Creating a target-decoy database for peptide identification

mapopova · March 5, 2019, 1:00pm

Hi, I’m trying to create a target-decoy database for peptide identification. I have downloaded a fasta file with chicken proteome from UNIPROT.
As I understand I need to cut all proteins in the proteome to peptides and generate a database with all those peptides and add a decoy to each of them.
I applied DecoyDatabase tool from OpenMS, but it only generates a database of proteins not peptides… Anyway I tried it and It worked well for XTandemAdapter but didn’t work for OMSSA. OMSSA finished successfully, but it’s output was empty.

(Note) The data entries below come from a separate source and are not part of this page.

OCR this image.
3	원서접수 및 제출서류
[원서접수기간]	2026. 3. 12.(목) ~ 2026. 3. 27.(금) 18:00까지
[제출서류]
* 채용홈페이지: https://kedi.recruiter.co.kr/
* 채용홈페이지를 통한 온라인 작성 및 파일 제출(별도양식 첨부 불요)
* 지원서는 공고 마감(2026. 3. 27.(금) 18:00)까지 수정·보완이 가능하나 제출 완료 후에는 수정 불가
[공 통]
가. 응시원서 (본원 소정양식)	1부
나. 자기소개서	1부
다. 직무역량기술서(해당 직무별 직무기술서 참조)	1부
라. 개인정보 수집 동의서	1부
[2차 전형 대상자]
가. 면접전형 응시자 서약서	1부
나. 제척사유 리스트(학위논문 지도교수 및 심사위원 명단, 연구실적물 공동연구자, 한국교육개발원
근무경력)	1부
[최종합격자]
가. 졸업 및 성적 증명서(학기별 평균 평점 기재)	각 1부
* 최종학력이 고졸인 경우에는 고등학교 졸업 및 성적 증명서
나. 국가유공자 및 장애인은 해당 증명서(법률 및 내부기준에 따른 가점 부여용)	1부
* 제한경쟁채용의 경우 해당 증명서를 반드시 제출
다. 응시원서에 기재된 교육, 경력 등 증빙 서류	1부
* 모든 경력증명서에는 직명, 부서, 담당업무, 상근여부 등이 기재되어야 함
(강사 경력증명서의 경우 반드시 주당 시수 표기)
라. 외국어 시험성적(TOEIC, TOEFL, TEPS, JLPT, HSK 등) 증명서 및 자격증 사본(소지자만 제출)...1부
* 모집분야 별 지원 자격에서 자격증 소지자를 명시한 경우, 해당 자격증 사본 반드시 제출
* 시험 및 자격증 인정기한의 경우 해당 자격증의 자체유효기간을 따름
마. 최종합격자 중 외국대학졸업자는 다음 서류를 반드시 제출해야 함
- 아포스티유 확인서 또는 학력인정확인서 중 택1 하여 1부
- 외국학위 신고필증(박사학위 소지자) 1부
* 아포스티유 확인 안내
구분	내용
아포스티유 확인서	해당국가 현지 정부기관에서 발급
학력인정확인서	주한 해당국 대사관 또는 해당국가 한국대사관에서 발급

jpfeuffer · March 5, 2019, 3:25pm

Hi!

You are correct about the steps that need to be done, however the search engine should do the
theoretical digest for you, based on the enzyme settings you give it. So a protein-only database is
totally correct (I think by default DecoyDatabase takes every peptide, reverses it and puts them back
together to a protein because the search engines expect that).

That said, there must be something else wrong with OMSSA. Maybe we find out more if you post the standard output and error log from OMSSAAdapter (rightclick the node and select it from the context menu).

Cheers
Julianus

mapopova · March 5, 2019, 4:05pm

Thank you for your response!
I will post the output as soon as I get access to the computer.
Right now I can only say that there were lots of decoys in the output and all of the resulted proteins have the same score -15.
And I forgot to say that Comet doesn’t identify proteins correctly too.

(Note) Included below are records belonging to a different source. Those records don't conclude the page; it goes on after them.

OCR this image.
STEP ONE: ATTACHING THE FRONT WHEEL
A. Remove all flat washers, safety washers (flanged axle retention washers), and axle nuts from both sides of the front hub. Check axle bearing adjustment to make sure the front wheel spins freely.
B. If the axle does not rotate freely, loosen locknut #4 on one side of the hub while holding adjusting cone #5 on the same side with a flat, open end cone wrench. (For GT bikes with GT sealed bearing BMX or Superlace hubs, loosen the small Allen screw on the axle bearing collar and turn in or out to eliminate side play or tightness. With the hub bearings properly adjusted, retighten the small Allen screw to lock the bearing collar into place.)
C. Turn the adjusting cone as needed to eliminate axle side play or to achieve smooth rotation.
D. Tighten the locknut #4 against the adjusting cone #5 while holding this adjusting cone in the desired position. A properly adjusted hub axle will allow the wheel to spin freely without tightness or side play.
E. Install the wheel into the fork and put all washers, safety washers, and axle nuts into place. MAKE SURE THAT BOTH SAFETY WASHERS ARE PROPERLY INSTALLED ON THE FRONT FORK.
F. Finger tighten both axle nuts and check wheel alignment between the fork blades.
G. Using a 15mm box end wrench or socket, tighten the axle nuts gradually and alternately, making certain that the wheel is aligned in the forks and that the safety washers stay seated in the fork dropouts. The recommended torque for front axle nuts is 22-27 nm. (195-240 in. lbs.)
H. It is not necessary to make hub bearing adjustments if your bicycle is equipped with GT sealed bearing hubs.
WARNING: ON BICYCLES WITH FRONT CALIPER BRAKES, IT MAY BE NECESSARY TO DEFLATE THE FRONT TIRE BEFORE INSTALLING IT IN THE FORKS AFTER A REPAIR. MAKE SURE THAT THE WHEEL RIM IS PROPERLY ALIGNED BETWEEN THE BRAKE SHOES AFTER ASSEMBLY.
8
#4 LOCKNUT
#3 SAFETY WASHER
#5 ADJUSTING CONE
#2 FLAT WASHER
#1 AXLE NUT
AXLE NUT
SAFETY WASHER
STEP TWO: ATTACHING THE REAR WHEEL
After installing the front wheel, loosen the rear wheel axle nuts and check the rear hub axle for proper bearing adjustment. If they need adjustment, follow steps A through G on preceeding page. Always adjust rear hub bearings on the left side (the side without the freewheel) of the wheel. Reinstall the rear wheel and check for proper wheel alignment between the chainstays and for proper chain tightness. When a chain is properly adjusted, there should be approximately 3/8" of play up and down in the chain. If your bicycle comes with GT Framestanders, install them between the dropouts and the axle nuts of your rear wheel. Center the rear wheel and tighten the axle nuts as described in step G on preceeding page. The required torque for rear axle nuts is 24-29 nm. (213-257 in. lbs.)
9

I also would like to clarify whether it is normal that engines find protein hits? I thought peptide hits should be there. Did I misunderstand something?

Thanks again!
Maria

jpfeuffer · March 5, 2019, 4:33pm

True, some search engines report just peptide identifications but most of them also print the proteins
for which at least one peptide was found. Since however different search engines perform the mapping
differently and some don’t do it all, you usually index the peptides with PeptideIndexer afterwards.
So protein IDs right after a peptide search engine are relatively meaningless (including their scores,
which is often just the maximum of the peptide scores or even the same one for every protein). Most search engines do not
even have a notion about targets and decoys and even should not care about this information to be unbiased.

Cheers
Julianus

mapopova · March 6, 2019, 2:47am

But if an engine gives me the list of proteins do I have to apply other tools like FidoAdapter ?

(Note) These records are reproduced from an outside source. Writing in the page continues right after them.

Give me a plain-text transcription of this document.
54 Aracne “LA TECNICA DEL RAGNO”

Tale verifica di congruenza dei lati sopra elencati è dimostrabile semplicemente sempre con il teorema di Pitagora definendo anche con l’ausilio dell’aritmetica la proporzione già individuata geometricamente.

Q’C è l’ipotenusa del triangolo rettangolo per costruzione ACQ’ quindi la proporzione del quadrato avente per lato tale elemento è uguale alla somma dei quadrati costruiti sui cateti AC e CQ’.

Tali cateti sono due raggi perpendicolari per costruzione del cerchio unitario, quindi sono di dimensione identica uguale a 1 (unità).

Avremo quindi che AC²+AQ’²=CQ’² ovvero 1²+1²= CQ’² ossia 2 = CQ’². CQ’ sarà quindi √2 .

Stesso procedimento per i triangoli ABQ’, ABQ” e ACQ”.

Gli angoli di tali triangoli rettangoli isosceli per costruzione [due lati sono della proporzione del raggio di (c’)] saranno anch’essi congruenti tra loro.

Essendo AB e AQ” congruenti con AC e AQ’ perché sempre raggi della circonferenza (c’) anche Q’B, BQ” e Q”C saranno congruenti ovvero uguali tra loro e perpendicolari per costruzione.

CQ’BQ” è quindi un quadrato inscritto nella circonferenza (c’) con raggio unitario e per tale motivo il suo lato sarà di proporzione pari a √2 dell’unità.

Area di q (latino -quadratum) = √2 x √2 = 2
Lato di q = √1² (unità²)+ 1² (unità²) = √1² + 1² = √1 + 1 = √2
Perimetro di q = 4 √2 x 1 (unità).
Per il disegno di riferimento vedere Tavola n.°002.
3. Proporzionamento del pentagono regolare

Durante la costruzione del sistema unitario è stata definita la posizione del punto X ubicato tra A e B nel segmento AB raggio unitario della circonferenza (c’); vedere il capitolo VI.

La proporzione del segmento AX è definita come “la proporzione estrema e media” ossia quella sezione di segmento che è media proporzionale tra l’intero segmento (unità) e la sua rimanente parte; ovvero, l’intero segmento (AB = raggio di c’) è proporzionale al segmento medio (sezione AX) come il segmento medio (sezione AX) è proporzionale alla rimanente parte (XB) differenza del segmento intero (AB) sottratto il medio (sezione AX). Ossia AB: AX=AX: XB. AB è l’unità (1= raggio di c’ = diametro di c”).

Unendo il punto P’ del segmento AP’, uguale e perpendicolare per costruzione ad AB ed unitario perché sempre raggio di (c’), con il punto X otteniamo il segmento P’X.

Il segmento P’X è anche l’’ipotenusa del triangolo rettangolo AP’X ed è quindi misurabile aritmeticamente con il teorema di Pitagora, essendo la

jpfeuffer · March 6, 2019, 10:30am

Yes, you should almost always overwrite the mappings with PeptideIndexer first. Then, if you don’t want to do rule-based identification, you should convert the Peptide scores into probabilities by Percolator or IDPosteriorErrorProbability to run an inference on them with FidoAdapter.

Did you have a look at our tutorials and example workflows. You can skip quantification if you are not
interested in that:

https://github.com/OpenMS/Tutorials/blob/master/Workflows/labelfree_with_protein_quantification.knwf

system · April 21, 2023, 9:45pm

This topic was automatically closed 90 days after the last reply. New replies are no longer allowed.